What if the innocent dead of the Holocaust had gone on to live alternate lives? And what if each survivor didn’t know that others in their family existed elsewhere in the universe? That’s the central premise of Rooms for Vanishing, Stuart Nadler’s poignant, ornate tapestry of a novel.
At the center of this grief-soaked, nonlinear narrative are the Altermans, a Jewish family originally from Vienna. In 1979 London, Sonja Alterman is looking for her missing husband, Franz, an orchestra conductor “successful enough that he occasionally appeared on television looking appropriately bewildered.” Before he departed, Franz left behind a curious artifact, “a photograph of a woman standing in the center of a church.”
That woman, who appears to be about 18 years old, may or may not be Anya, their daughter. But Anya died a decade earlier at age 9 from a misdiagnosed illness. Adding to the mystery is another wrinkle: Sonja herself died years earlier after her father, Arnold, put her on a Kindertransport to London and warned her, “Do not under any circumstances say anything in Yiddish.” After Sonja’s departure, the Nazis killed her father, her mother, Fania, and her 6-month-old brother, Moses.
Nadler shifts among the family members’ perspectives throughout this intricate novel. Readers meet Fania, who works as a masseuse in a Montreal hotel in 1966, where she suspects that one of her clients may be her doppelganger; Moses, who meets a man who says he was shot dead at the Prague train station years earlier; and Arnold, who celebrates his 99th birthday and receives a letter from a woman who claims to be Sonja.

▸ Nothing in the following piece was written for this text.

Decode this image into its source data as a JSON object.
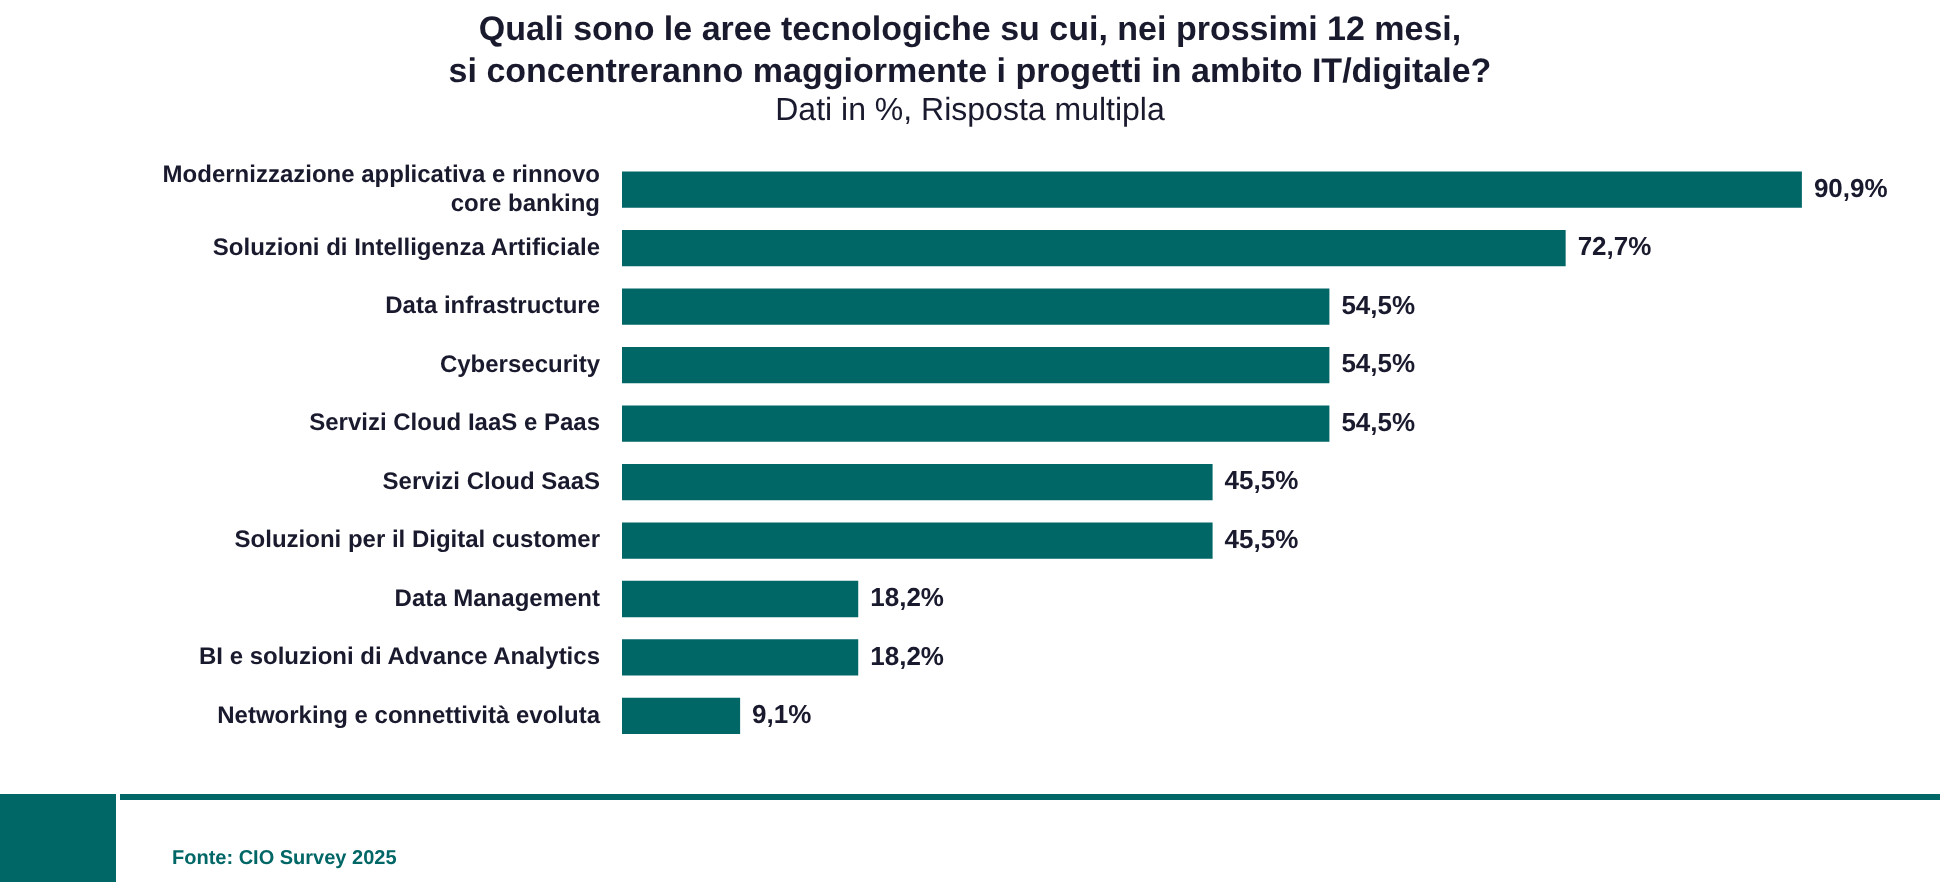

Ghosts and doubles abound in Rooms for Vanishing. Like many stories involving alternate realities, Nadler’s novel can get needlessly complex, but it compensates with exceptionally powerful moments, as when Moses notes, regarding the young boys who were Nazi soldiers, “the face of mid-century evil, I discovered, was a cleanly shaven face.” One can’t erase the travesties of the past, but one can imagine a different future, as Nadler does in this emotionally resonant work.